Allocating NHS resources by age ‘would benefit affluent areas’

Government proposing greater focus on age

Government plans to allocate NHS resources by age would disproportionately benefit affluent areas of the country and take funding away from those most in need, according to a senior researcher writing in the British Medical Journal (BMJ).

In a speech last month, health secretary Andrew Lansley said that when new Clinical Commissioning Groups are up and running, they should predominately allocate funds according to the age of the region’s population.

Currently, funds are allocated to Primary Care Trusts by a formula that takes account of age, deprivation, health need and the local cost of providing care, but Lansley told the NHS Clinical Commissioners conference in April that age is the biggest determinant of health need.

But in a letter to this week’s BMJ, Clare Bambra, Professor of Public Health Policy and acting director of the Wolfson Research Institute at Durham University, warns that to sever the link between deprivation and health need would be to take away care from those who need it most.

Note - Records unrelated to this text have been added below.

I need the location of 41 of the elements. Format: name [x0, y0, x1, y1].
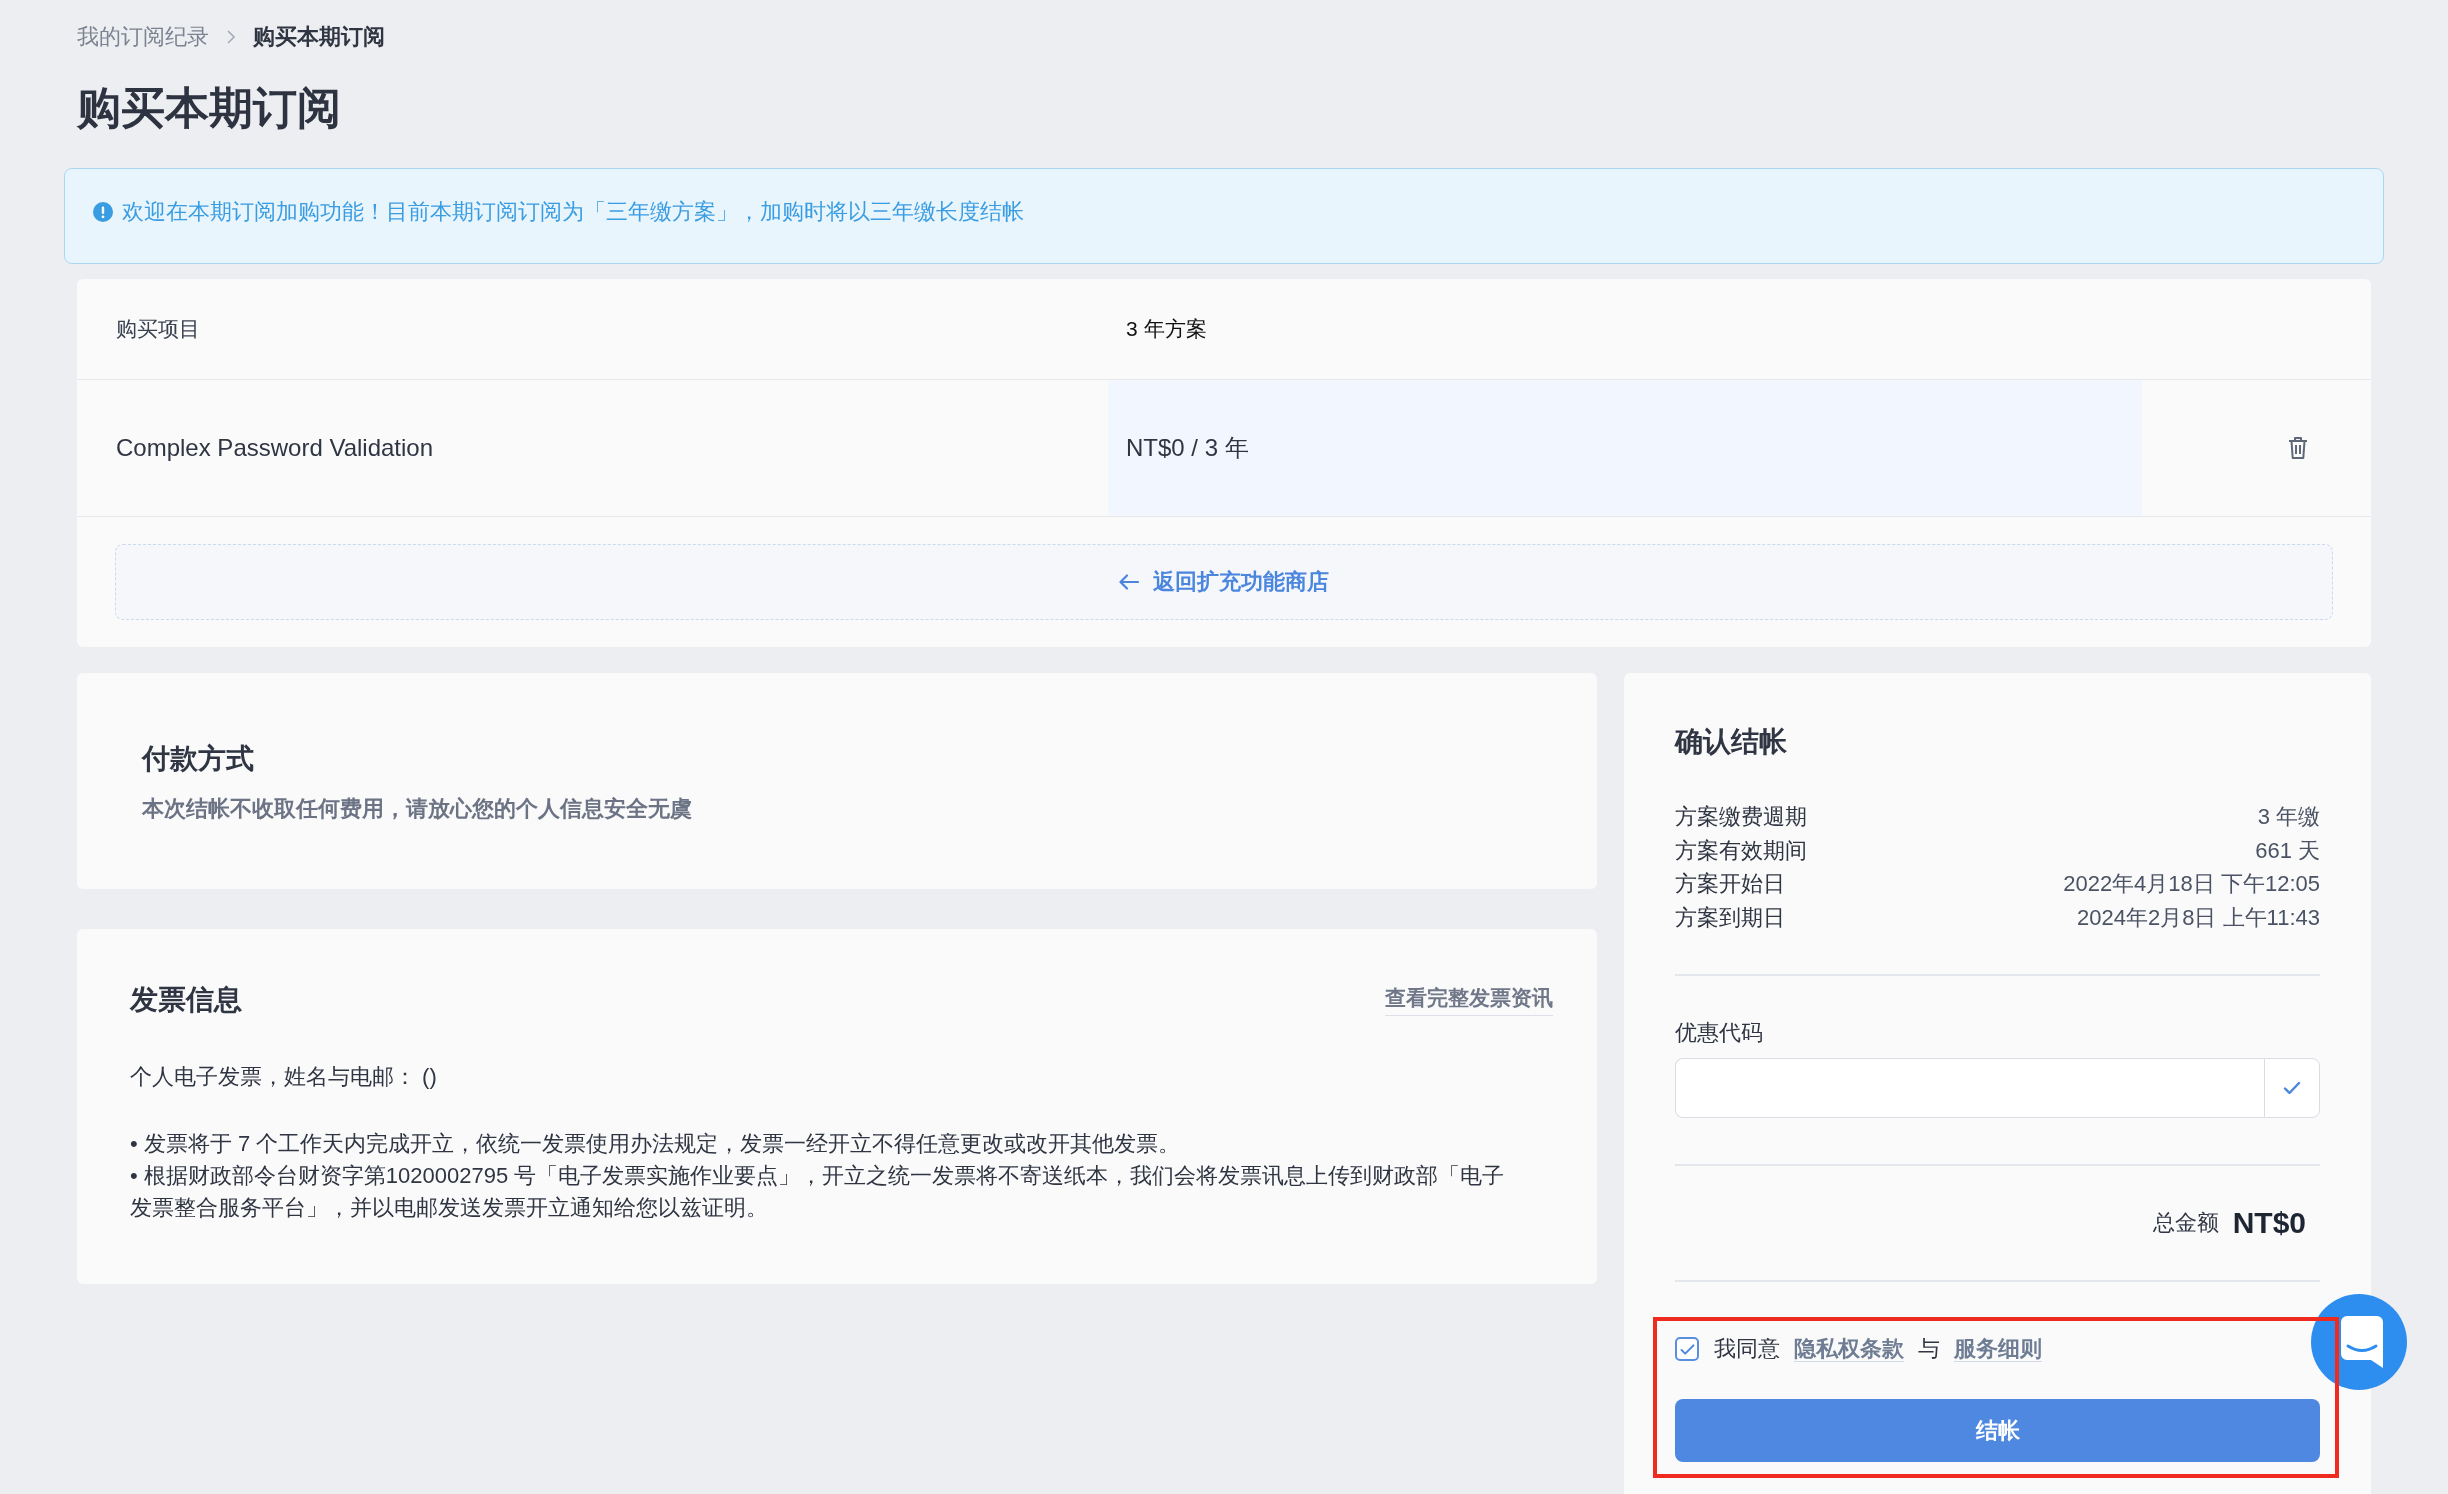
trash-icon[interactable] [2288, 436, 2308, 460]
total-label: 总金额 [2152, 1209, 2219, 1237]
item-name-cell-text: Complex Password Validation [115, 433, 435, 463]
detail-label: 方案开始日 [1675, 870, 1785, 898]
detail-label: 方案有效期间 [1675, 836, 1807, 865]
section-title: 付款方式 [142, 742, 254, 776]
exclamation-icon [93, 202, 113, 222]
breadcrumb-link[interactable]: 我的订阅纪录 [77, 22, 209, 52]
agreement-text: 我同意 隐私权条款 与 服务细则 [1714, 1335, 2043, 1364]
detail-value: 2024年2月8日 上午11:43 [2077, 903, 2320, 932]
check-icon [2283, 1081, 2301, 1095]
panel-title: 确认结帐 [1675, 725, 1787, 759]
invoice-note: • 根据财政部令台财资字第1020002795 号「电子发票实施作业要点」，开立之统一发票将不寄送纸本，我们会将发票讯息上传到财政部「电子发票整合服务平台」，并以电邮发送发票开立通知给您以兹证明。 [130, 1162, 1506, 1222]
column-header: 3 年方案 [1126, 317, 1207, 340]
checkout-button[interactable]: 结帐 [1675, 1399, 2320, 1462]
back-to-store-button[interactable]: 返回扩充功能商店 [115, 544, 2333, 620]
payment-note: 本次结帐不收取任何费用，请放心您的个人信息安全无虞 [142, 795, 692, 823]
page-title: 购买本期订阅 [77, 82, 341, 134]
price-cell: NT$0 / 3 年 [1108, 380, 2142, 516]
invoice-details-link[interactable]: 查看完整发票资讯 [1385, 984, 1553, 1016]
arrow-left-icon [1119, 574, 1139, 590]
detail-label: 方案缴费週期 [1675, 803, 1807, 831]
section-title: 发票信息 [130, 983, 242, 1017]
detail-value: 661 天 [2255, 836, 2320, 865]
column-header: 购买项目 [116, 317, 200, 340]
detail-label: 方案到期日 [1675, 903, 1785, 932]
coupon-input[interactable] [1675, 1058, 2264, 1118]
agree-checkbox[interactable] [1675, 1337, 1699, 1361]
detail-value: 2022年4月18日 下午12:05 [2063, 870, 2320, 898]
chevron-icon [227, 30, 235, 44]
notice-text: 欢迎在本期订阅加购功能！目前本期订阅订阅为「三年缴方案」，加购时将以三年缴长度结帐 [122, 198, 1024, 226]
breadcrumb-current: 购买本期订阅 [253, 23, 385, 51]
total-amount: NT$0 [2232, 1206, 2306, 1240]
detail-value: 3 年缴 [2257, 803, 2320, 831]
invoice-note: • 发票将于 7 个工作天内完成开立，依统一发票使用办法规定，发票一经开立不得任意更改或改开其他发票。 [130, 1130, 1182, 1158]
invoice-type-text: 个人电子发票，姓名与电邮： () [130, 1063, 437, 1091]
policy-link[interactable]: 服务细则 [1954, 1336, 2043, 1362]
chat-icon[interactable] [2311, 1294, 2407, 1390]
coupon-label: 优惠代码 [1675, 1019, 1763, 1047]
tick-icon [1679, 1343, 1695, 1355]
policy-link[interactable]: 隐私权条款 [1794, 1336, 1905, 1362]
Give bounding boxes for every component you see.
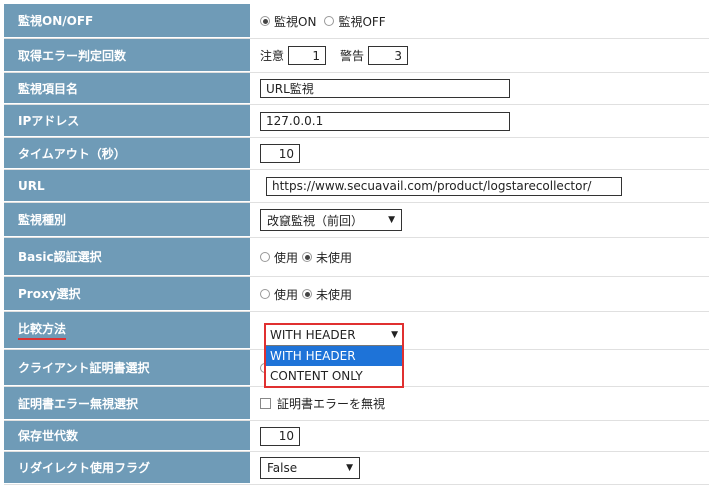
monitor-settings-form: 監視ON/OFF 監視ON 監視OFF 取得エラー判定回数 注意 1 警告 3 … bbox=[4, 4, 709, 485]
row-error-count: 取得エラー判定回数 注意 1 警告 3 bbox=[4, 39, 709, 73]
compare-select[interactable]: WITH HEADER ▼ bbox=[266, 325, 402, 346]
redirect-select[interactable]: False ▼ bbox=[260, 457, 360, 479]
radio-basic-use-label: 使用 bbox=[274, 250, 299, 265]
radio-proxy-unused-label: 未使用 bbox=[316, 287, 353, 302]
label-monitor-type: 監視種別 bbox=[4, 203, 250, 237]
compare-label-text: 比較方法 bbox=[18, 320, 67, 340]
label-proxy: Proxy選択 bbox=[4, 277, 250, 311]
label-timeout: タイムアウト（秒） bbox=[4, 138, 250, 169]
row-proxy: Proxy選択 使用 未使用 bbox=[4, 277, 709, 312]
row-basic-auth: Basic認証選択 使用 未使用 bbox=[4, 238, 709, 277]
radio-basic-unused[interactable]: 未使用 bbox=[302, 249, 352, 266]
radio-basic-unused-indicator[interactable] bbox=[302, 252, 313, 262]
url-input[interactable]: https://www.secuavail.com/product/logsta… bbox=[266, 176, 622, 196]
generations-input[interactable]: 10 bbox=[260, 426, 300, 446]
label-basic-auth: Basic認証選択 bbox=[4, 238, 250, 276]
row-monitor-onoff: 監視ON/OFF 監視ON 監視OFF bbox=[4, 4, 709, 39]
radio-basic-unused-label: 未使用 bbox=[316, 250, 353, 265]
compare-dropdown[interactable]: WITH HEADER ▼ WITH HEADER CONTENT ONLY bbox=[264, 323, 404, 388]
label-monitor-onoff: 監視ON/OFF bbox=[4, 4, 250, 38]
label-error-count: 取得エラー判定回数 bbox=[4, 39, 250, 72]
item-name-input[interactable]: URL監視 bbox=[260, 79, 510, 98]
radio-monitor-on[interactable]: 監視ON bbox=[260, 13, 316, 30]
row-timeout: タイムアウト（秒） 10 bbox=[4, 138, 709, 170]
warning-count-input[interactable]: 3 bbox=[368, 46, 409, 65]
warning-label: 警告 bbox=[340, 49, 365, 63]
monitor-type-value: 改竄監視（前回） bbox=[267, 213, 364, 228]
radio-proxy-unused-indicator[interactable] bbox=[302, 289, 313, 299]
cert-error-checkbox-label: 証明書エラーを無視 bbox=[277, 397, 386, 411]
radio-monitor-off[interactable]: 監視OFF bbox=[324, 13, 386, 30]
label-generations: 保存世代数 bbox=[4, 421, 250, 451]
label-item-name: 監視項目名 bbox=[4, 73, 250, 104]
radio-on-indicator[interactable] bbox=[260, 16, 270, 26]
redirect-value: False bbox=[267, 461, 298, 475]
radio-basic-use-indicator[interactable] bbox=[260, 252, 270, 262]
caution-label: 注意 bbox=[260, 49, 285, 63]
row-generations: 保存世代数 10 bbox=[4, 421, 709, 452]
compare-select-value: WITH HEADER bbox=[270, 328, 356, 342]
compare-option-with-header[interactable]: WITH HEADER bbox=[266, 346, 402, 366]
row-ip: IPアドレス 127.0.0.1 bbox=[4, 105, 709, 138]
label-url: URL bbox=[4, 170, 250, 202]
label-cert-error: 証明書エラー無視選択 bbox=[4, 387, 250, 420]
radio-monitor-off-label: 監視OFF bbox=[338, 14, 386, 29]
radio-proxy-use-indicator[interactable] bbox=[260, 289, 270, 299]
label-client-cert: クライアント証明書選択 bbox=[4, 350, 250, 386]
ip-input[interactable]: 127.0.0.1 bbox=[260, 111, 510, 131]
row-redirect: リダイレクト使用フラグ False ▼ bbox=[4, 452, 709, 485]
label-ip: IPアドレス bbox=[4, 105, 250, 137]
row-url: URL https://www.secuavail.com/product/lo… bbox=[4, 170, 709, 203]
chevron-down-icon: ▼ bbox=[391, 330, 398, 340]
chevron-down-icon: ▼ bbox=[346, 463, 353, 473]
monitor-type-select[interactable]: 改竄監視（前回） ▼ bbox=[260, 209, 402, 231]
radio-proxy-use-label: 使用 bbox=[274, 287, 299, 302]
compare-option-content-only[interactable]: CONTENT ONLY bbox=[266, 366, 402, 386]
radio-basic-use[interactable]: 使用 bbox=[260, 249, 298, 266]
radio-monitor-on-label: 監視ON bbox=[274, 14, 317, 29]
cert-error-checkbox[interactable] bbox=[260, 398, 271, 409]
caution-count-input[interactable]: 1 bbox=[288, 46, 327, 65]
chevron-down-icon: ▼ bbox=[388, 215, 395, 225]
radio-off-indicator[interactable] bbox=[324, 16, 335, 26]
row-cert-error: 証明書エラー無視選択 証明書エラーを無視 bbox=[4, 387, 709, 421]
label-redirect: リダイレクト使用フラグ bbox=[4, 452, 250, 484]
radio-proxy-use[interactable]: 使用 bbox=[260, 286, 298, 303]
row-item-name: 監視項目名 URL監視 bbox=[4, 73, 709, 105]
row-monitor-type: 監視種別 改竄監視（前回） ▼ bbox=[4, 203, 709, 238]
label-compare: 比較方法 bbox=[4, 312, 250, 349]
timeout-input[interactable]: 10 bbox=[260, 144, 300, 163]
radio-proxy-unused[interactable]: 未使用 bbox=[302, 286, 352, 303]
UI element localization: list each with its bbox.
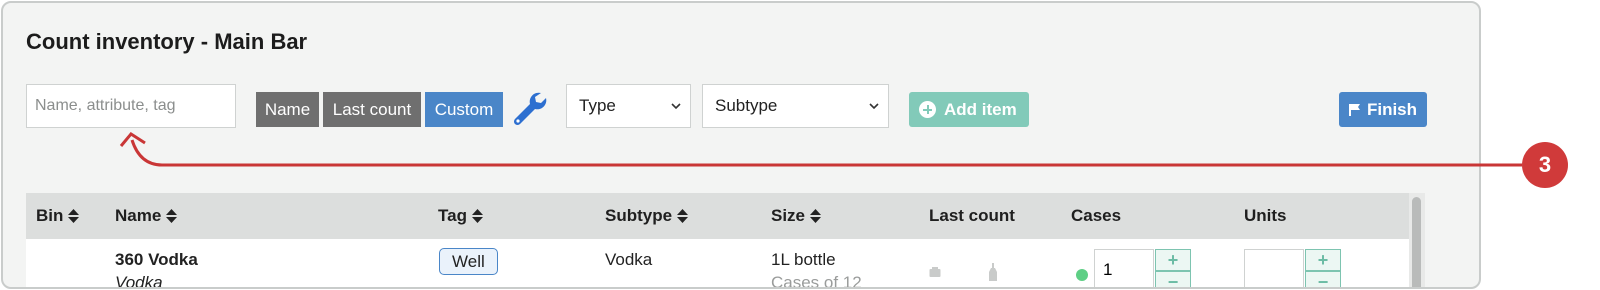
column-header-size[interactable]: Size [771,193,822,239]
cases-input[interactable]: 1 [1094,249,1154,287]
column-header-cases: Cases [1071,206,1122,225]
add-item-label: Add item [944,99,1017,119]
units-increment-button[interactable]: + [1305,249,1341,271]
column-header-name[interactable]: Name [115,193,178,239]
sort-icon [166,209,178,223]
table-header: Bin Name Tag Subtype Size Last count Cas… [26,193,1409,239]
sort-custom-button[interactable]: Custom [425,92,503,127]
table-row: 360 Vodka Vodka Well Vodka 1L bottle Cas… [26,239,1409,289]
units-input[interactable] [1244,249,1304,287]
bottle-icon [989,263,997,281]
subtype-select[interactable]: Subtype [702,84,889,128]
flag-icon [1348,104,1360,116]
sort-icon [677,209,689,223]
subtype-select-label: Subtype [715,96,778,115]
column-header-units: Units [1244,206,1287,225]
item-subtype: Vodka [605,250,653,269]
count-inventory-panel: Count inventory - Main Bar Name Last cou… [1,1,1481,289]
scrollbar-thumb[interactable] [1412,197,1421,287]
cases-decrement-button[interactable]: − [1155,271,1191,287]
type-select-label: Type [579,96,616,115]
table-scrollbar[interactable] [1409,193,1425,287]
page-title: Count inventory - Main Bar [26,29,308,54]
status-dot [1076,269,1088,281]
item-name[interactable]: 360 Vodka [115,250,198,270]
finish-label: Finish [1366,99,1418,119]
type-select[interactable]: Type [566,84,691,128]
column-header-bin[interactable]: Bin [36,193,80,239]
chevron-down-icon [671,103,681,110]
finish-button[interactable]: Finish [1339,92,1427,127]
sort-icon [810,209,822,223]
item-name-subtitle: Vodka [115,273,163,289]
search-input[interactable] [26,84,236,128]
case-icon [929,267,941,277]
plus-circle-icon [919,101,936,118]
column-header-subtype[interactable]: Subtype [605,193,689,239]
column-header-last-count: Last count [929,206,1015,225]
chevron-down-icon [869,103,879,110]
tag-badge[interactable]: Well [439,248,498,275]
item-size: 1L bottle [771,250,836,269]
column-label: Bin [36,206,64,225]
column-label: Tag [438,206,467,225]
cases-increment-button[interactable]: + [1155,249,1191,271]
sort-icon [471,209,483,223]
column-label: Subtype [605,206,673,225]
sort-last-count-button[interactable]: Last count [323,92,421,127]
item-size-subtitle: Cases of 12 [771,273,862,289]
column-header-tag[interactable]: Tag [438,193,483,239]
wrench-icon[interactable] [510,89,550,129]
annotation-number-badge: 3 [1522,142,1568,188]
column-label: Name [115,206,162,225]
column-label: Size [771,206,806,225]
units-decrement-button[interactable]: − [1305,271,1341,287]
sort-icon [68,209,80,223]
add-item-button[interactable]: Add item [909,92,1029,127]
sort-name-button[interactable]: Name [256,92,319,127]
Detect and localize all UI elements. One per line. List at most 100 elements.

She said an approach focusing solely on age would “lead to a considerable shift of healthcare funding away from the neediest, poorer areas of the north and the inner cities towards the least needy, most affluent, and most elderly areas of the south”.

Professor Bambra examined the impact of age only allocation by recalculating the 2011-2 NHS resource allocation by English strategic health authorities and found that, if an age only allocation approach had been taken, there would have been a 14.9% and 12.0% loss of resource in the poorer north east and north west regions respectively (£265 and £209 per head).

The regional winners would have been the more affluent south east coast and south central areas, with increases of 12.6% and 15.8% (£188 and £220 per head).

She said: “These data suggest that age only NHS resource allocation, which ignores the important link between deprivation and health, would disproportionately benefit areas of England that are the most healthy, most affluent, and most likely to vote Conservative.”